Ted Spurling, Sr., who’s kept a journal of happenings on Islesford in the Cranberry Isles for decades, went public with his daily writings in Inter-Island News a dozen years ago. A retired merchant mariner grounded in the history of his family and his community, Ted chronicled happenings on Islesford and nearby Great Cranberry, with an occasional foray off-island to Mt. Desert, in the pages of Working Waterfront until this past August, when he announced his intention to retire.

For Working Waterfront and Ted’s readers it’s a change that shouldn’t go unnoticed.

“The Cranberry Report” appeared every other month, summer and winter. Six times a year for more than ten years: at least 60 columns, undoubtedly more than that. Ted took a break of several months a couple of years ago due to illness, but he came right back.

Long by modern newspaper standards (3,000 words), the Report has usually filled about two pages. Entries typically begin with a glance at the sky, at the sea, at the thermometer:

Sunday, June 1 – wind NE at noon and 20 knots. Temp. 49 and foggy. A cold day to start the month.

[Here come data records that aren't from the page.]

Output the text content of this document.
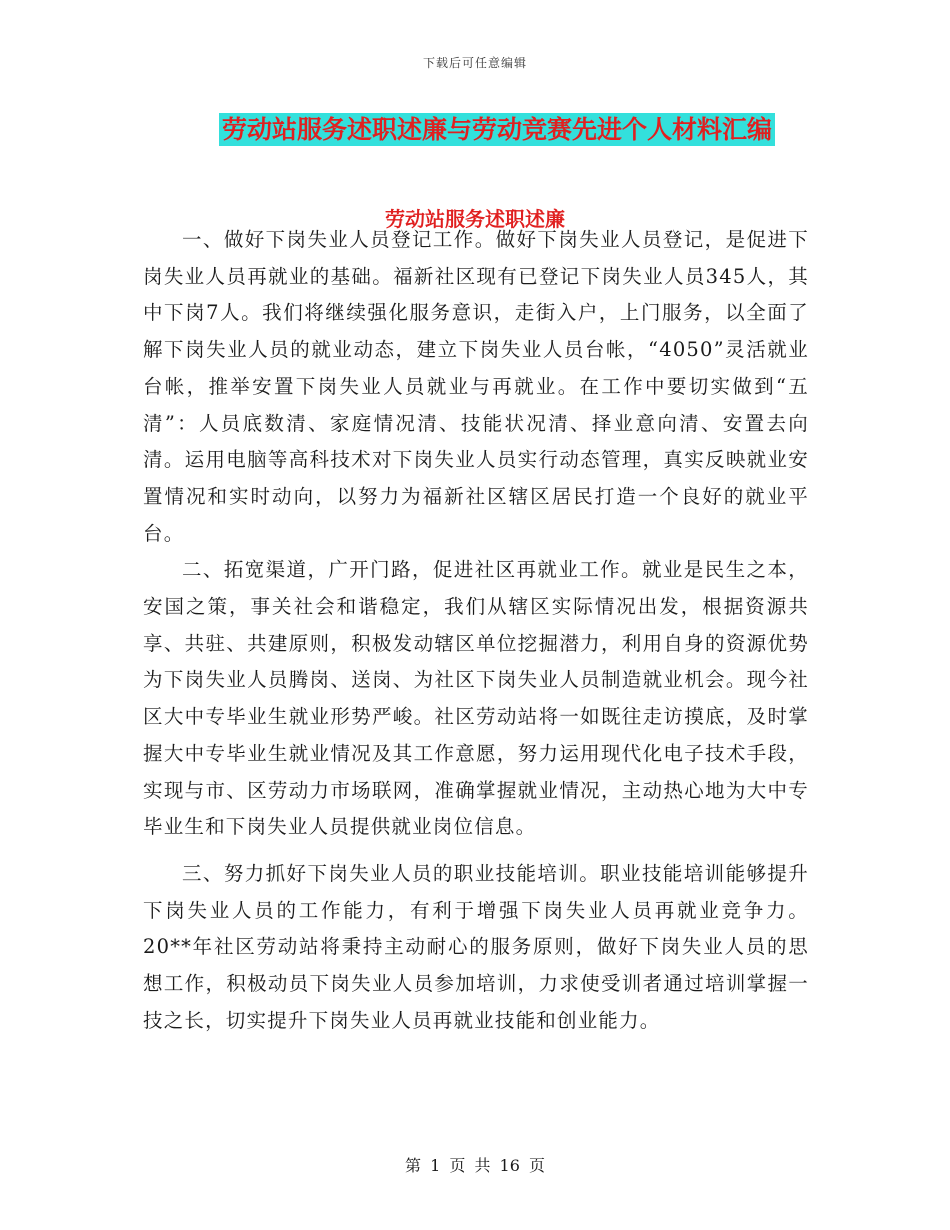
下载后可任意编辑
劳动站服务述职述廉与劳动竞赛先进个人材料汇编
劳动站服务述职述廉

一、做好下岗失业人员登记工作。做好下岗失业人员登记，是促进下岗失业人员再就业的基础。福新社区现有已登记下岗失业人员345人，其中下岗7人。我们将继续强化服务意识，走街入户，上门服务，以全面了解下岗失业人员的就业动态，建立下岗失业人员台帐，“4050”灵活就业台帐，推举安置下岗失业人员就业与再就业。在工作中要切实做到“五清”：人员底数清、家庭情况清、技能状况清、择业意向清、安置去向清。运用电脑等高科技术对下岗失业人员实行动态管理，真实反映就业安置情况和实时动向，以努力为福新社区辖区居民打造一个良好的就业平台。

二、拓宽渠道，广开门路，促进社区再就业工作。就业是民生之本，安国之策，事关社会和谐稳定，我们从辖区实际情况出发，根据资源共享、共驻、共建原则，积极发动辖区单位挖掘潜力，利用自身的资源优势为下岗失业人员腾岗、送岗、为社区下岗失业人员制造就业机会。现今社区大中专毕业生就业形势严峻。社区劳动站将一如既往走访摸底，及时掌握大中专毕业生就业情况及其工作意愿，努力运用现代化电子技术手段，实现与市、区劳动力市场联网，准确掌握就业情况，主动热心地为大中专毕业生和下岗失业人员提供就业岗位信息。

三、努力抓好下岗失业人员的职业技能培训。职业技能培训能够提升下岗失业人员的工作能力，有利于增强下岗失业人员再就业竞争力。20**年社区劳动站将秉持主动耐心的服务原则，做好下岗失业人员的思想工作，积极动员下岗失业人员参加培训，力求使受训者通过培训掌握一技之长，切实提升下岗失业人员再就业技能和创业能力。

第 1 页 共 16 页
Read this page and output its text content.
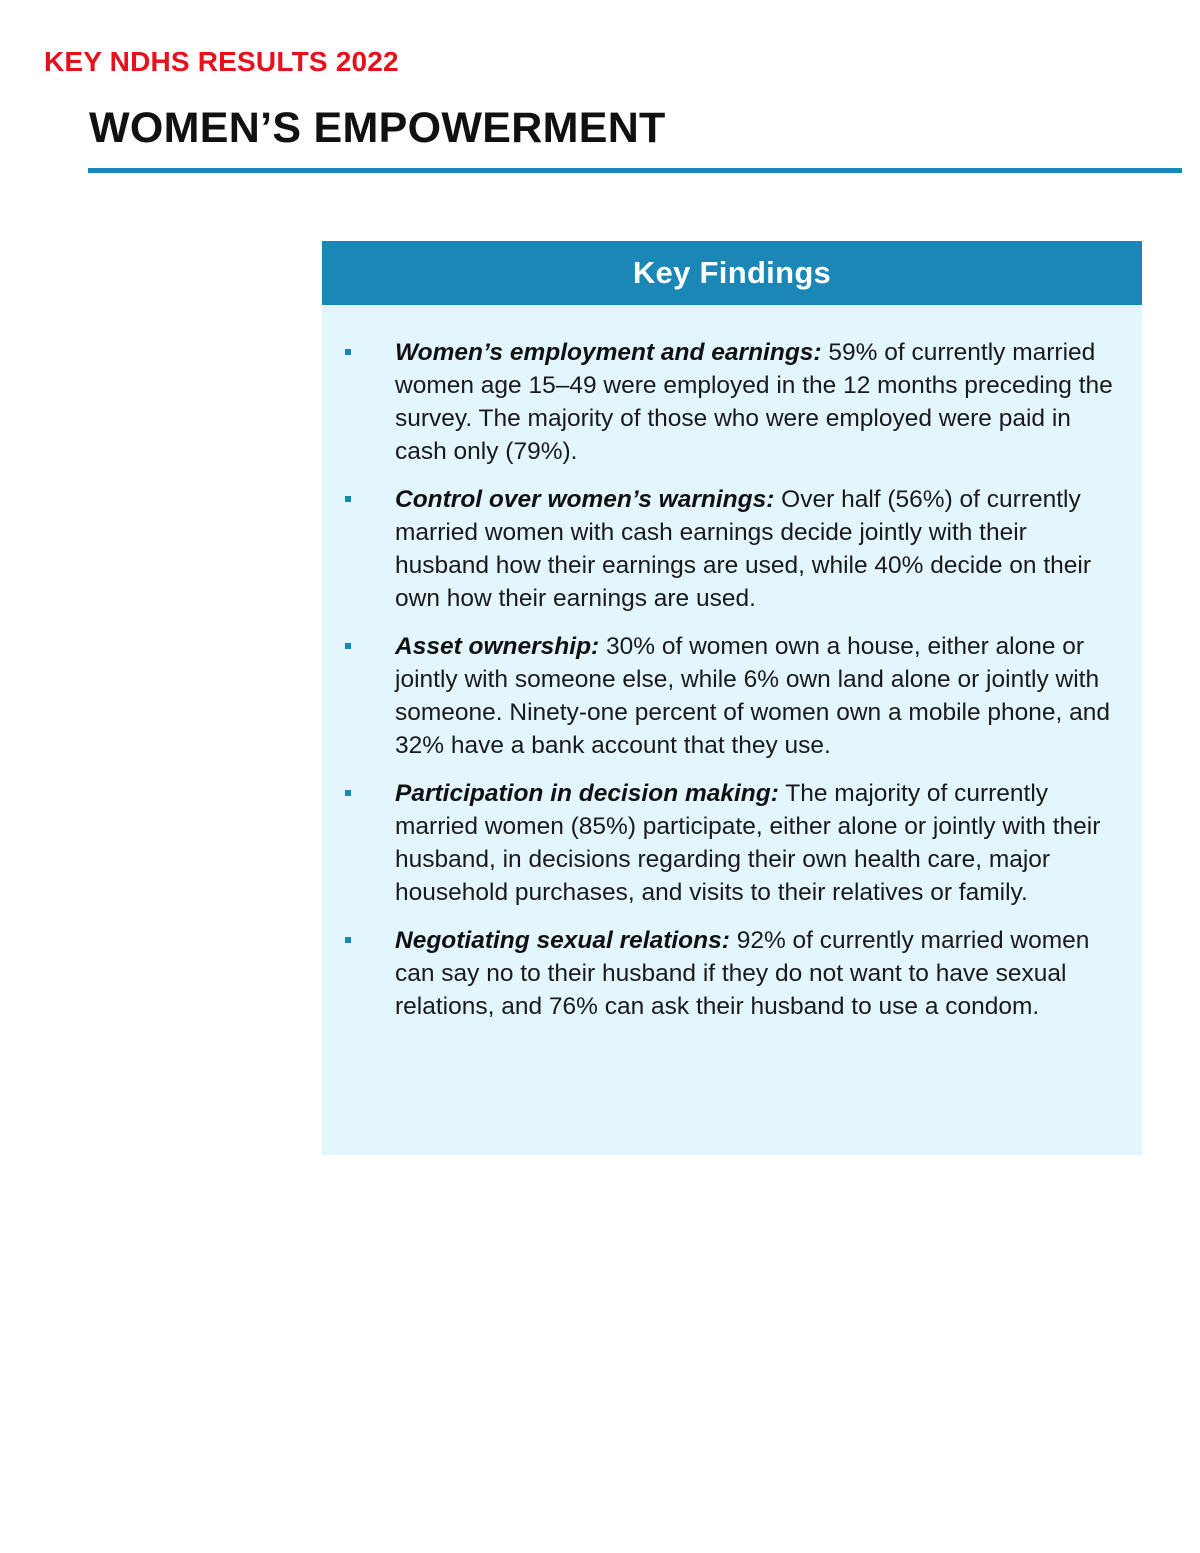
KEY NDHS RESULTS 2022
WOMEN’S EMPOWERMENT
Key Findings
Women’s employment and earnings: 59% of currently married women age 15–49 were employed in the 12 months preceding the survey. The majority of those who were employed were paid in cash only (79%).
Control over women’s warnings: Over half (56%) of currently married women with cash earnings decide jointly with their husband how their earnings are used, while 40% decide on their own how their earnings are used.
Asset ownership: 30% of women own a house, either alone or jointly with someone else, while 6% own land alone or jointly with someone. Ninety-one percent of women own a mobile phone, and 32% have a bank account that they use.
Participation in decision making: The majority of currently married women (85%) participate, either alone or jointly with their husband, in decisions regarding their own health care, major household purchases, and visits to their relatives or family.
Negotiating sexual relations: 92% of currently married women can say no to their husband if they do not want to have sexual relations, and 76% can ask their husband to use a condom.
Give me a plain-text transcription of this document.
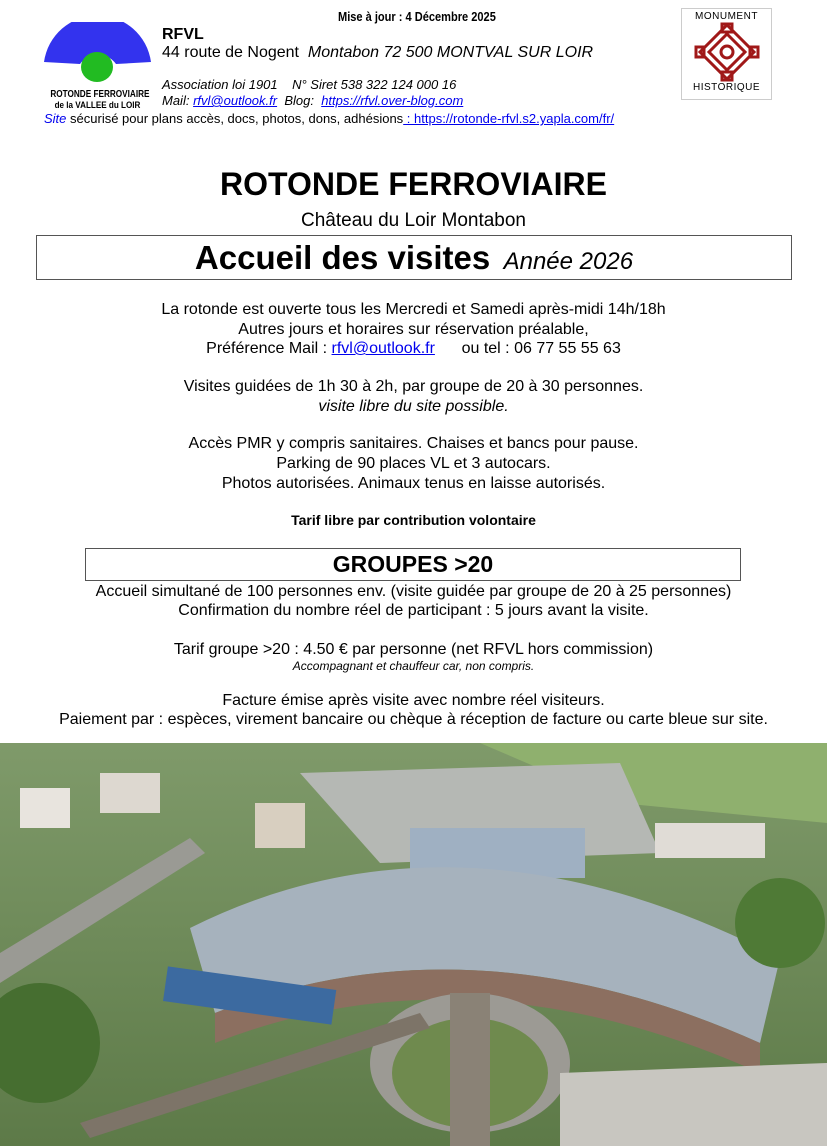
ROTONDE FERROVIAIRE
de la VALLEE du LOIR
Mise à jour : 4 Décembre 2025
RFVL
44 route de Nogent Montabon 72 500 MONTVAL SUR LOIR
Association loi 1901 N° Siret 538 322 124 000 16
Mail: rfvl@outlook.fr Blog: https://rfvl.over-blog.com
Site sécurisé pour plans accès, docs, photos, dons, adhésions : https://rotonde-rfvl.s2.yapla.com/fr/
MONUMENT
HISTORIQUE
ROTONDE FERROVIAIRE
Château du Loir Montabon
Accueil des visites Année 2026
La rotonde est ouverte tous les Mercredi et Samedi après-midi 14h/18h
Autres jours et horaires sur réservation préalable,
Préférence Mail : rfvl@outlook.fr ou tel : 06 77 55 55 63
Visites guidées de 1h 30 à 2h, par groupe de 20 à 30 personnes.
visite libre du site possible.
Accès PMR y compris sanitaires. Chaises et bancs pour pause.
Parking de 90 places VL et 3 autocars.
Photos autorisées. Animaux tenus en laisse autorisés.
Tarif libre par contribution volontaire
GROUPES >20
Accueil simultané de 100 personnes env. (visite guidée par groupe de 20 à 25 personnes)
Confirmation du nombre réel de participant : 5 jours avant la visite.
Tarif groupe >20 : 4.50 € par personne (net RFVL hors commission)
Accompagnant et chauffeur car, non compris.
Facture émise après visite avec nombre réel visiteurs.
Paiement par : espèces, virement bancaire ou chèque à réception de facture ou carte bleue sur site.
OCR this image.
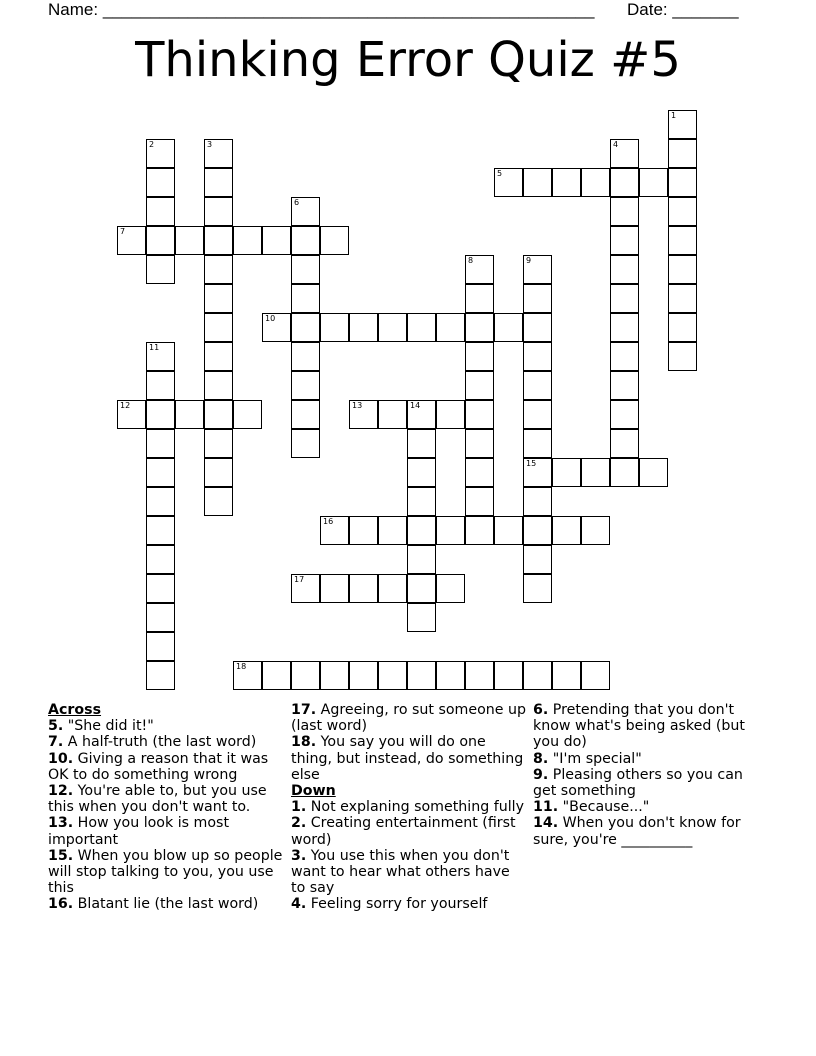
Name: ____________________________________________________ Date: _______
Thinking Error Quiz #5
1
2	3	4
5
6
7
8	9
15
10
11
12	13	14
16
17
18
Across
5. "She did it!"
7. A half-truth (the last word)
10. Giving a reason that it was OK to do something wrong
12. You're able to, but you use this when you don't want to.
13. How you look is most important
15. When you blow up so people will stop talking to you, you use this
16. Blatant lie (the last word)
17. Agreeing, ro sut someone up (last word)
18. You say you will do one thing, but instead, do something else
Down
1. Not explaning something fully
2. Creating entertainment (first word)
3. You use this when you don't want to hear what others have to say
4. Feeling sorry for yourself
6. Pretending that you don't know what's being asked (but you do)
8. "I'm special"
9. Pleasing others so you can get something
11. "Because..."
14. When you don't know for sure, you're __________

The style is that of an 18th or 19th century seafarer or farmer – weather-wise, cognizant of life’s rhythms and the natural forces that determine what can be done during the day to come. “Church today,” he continues,

… Barometer low at 29:14. I remember an old weather verse from my boyhood. Here it is: When the wind is in the north, the skillful fisher goes not forth! When the wind is in the east, ’tis neither good for man nor beast! When the wind is in the south, it blows the bait from the fishes’ mouth! But when the wind is in the west, then it is the very best!

And that’s not the only verse Ted knows, either – over the years he has shared dozens of them with his readers, pulled up from a memory that can only be described as prodigious.

“The different points of the compass,” he writes in the very next sentence of that same June 1 entry,

… remind me of the day in May in 1941, when I went to Portland to hopefully get my first marine license. Things were simpler then and the shipping inspector asked me to “box the compass,” which required you to name the 32 points. I was able to oblige and then after answering a few more questions on safety afloat and rules of the road, I passed the exam. He had visited the Cranberry Isles, he told me, and also said that most of the good seafaring men he met while there were either Bunker, Stanley or Spurling. I said, “my mother is a Stanley,” and this seemed to please him. Possibly it helped. The licenses at that time were by the U.S. Dept. of Commerce and not the U.S. Coast Guard as they are today …

Ted’s associative writing takes his readers seamlessly from idea to idea, scene to scene, then back to the starting point by the march of a diary’s days. It looks effortless, but of course it’s not.

The themes in the Cranberry Report have always reflected the author’s interests: astronomy, phases of the moon and the traditional names of the year’s several full moons, the price of lobsters, the activities of children and grandchildren (his own and island kids in general), island visitors, local history, the local museum, both island churches, town government, fishing, ferry service in its winter and summer phases. Ted is decidedly a native, but he never short-changes Islesford’s summer community. Through him, readers have attended scores of island weddings and funerals and kept tabs on islanders who have moved away. Like his friend and Islesford neighbor Ashley Bryan, he is a true storyteller.

Ted’s work has not gone unnoticed. Several years ago segments of the Cranberry Report were incorporated in a documentary film shot on Islesford for a Maine Public Broadcasting series, “Our Stories.”

In office where Working Waterfront originates the Report has always had a cycle of its own. Occasionally Ted would telephone, inquiring about the month’s copy deadline. On other occasions a postcard would arrive, announcing that the Report would be in Rockland by a certain date. It always was, all nine or ten hand-written pages of it, triggering a little ritual in our production cycle that I have missed since he stopped sending them: setting the entire Report in type. It takes me a couple of hours, at least, to typeset ten legal-sized hand-written pages, but I have never begrudged this chore or assigned it to anyone else because it offers me a quiet, very personal immersion in the life of a small island community through the eyes of a learned and perceptive observer. I’ve set a lot of type over the years, but very little of it from hand-written copy like Ted’s. His handwriting isn’t perfect (he would acknowledge that with an anecdote from his school days, I’m certain) but I have learned to read it without difficulty. No, I have never urged him to convert to e-mail.